Deleterious mutations tend to occur significantly at the predicted interaction interfaces compared with neutral mutations (Fisher’s exact test, one-tailed P-value < 2.2 × 10− 16)

Conclusions

PlaPPISite is a freely available public resource that provides abundant PPI details for 13 plant species. At the structural level, PlaPPISite not only includes the 3D structures and interaction sites of experimental/predicted PPIs for 13 important plants but also lists the physicochemical properties and the residue conservation of interaction sites. Moreover, DDI/DMI information are also annotated for those PPIs whose 3D structures could not be successfully constructed.
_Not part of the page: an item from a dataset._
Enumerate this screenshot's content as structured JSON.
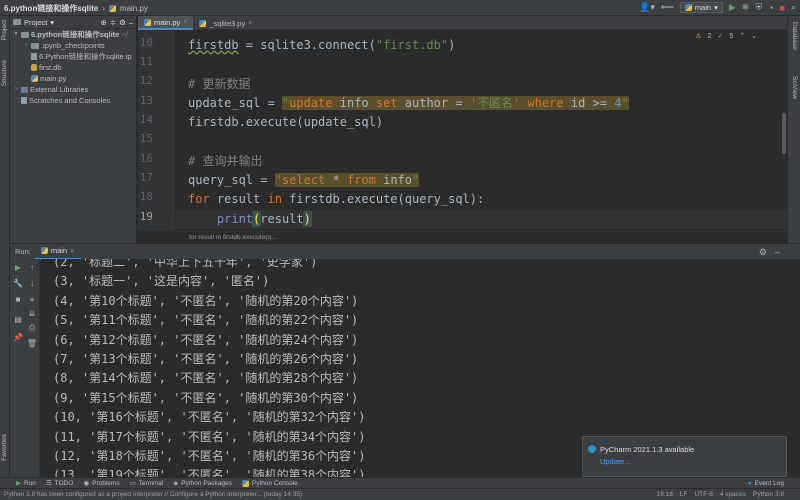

It should be emphasized that the PPI and interaction site information deposited in PlaPPISite may inevitably contain false positives, although we have conducted a series of computational experiments to intuitively provide evidence regarding the reliability of the predicted PPIs and protein complex structures. By taking the potential false positives in mind, we hope PlaPPISite can become an important data platform for accelerating our global understanding of plant interactomes. For instance, it can effectively guide experimental efforts such as mutagenesis to interrogate the functional roles of plant PPIs.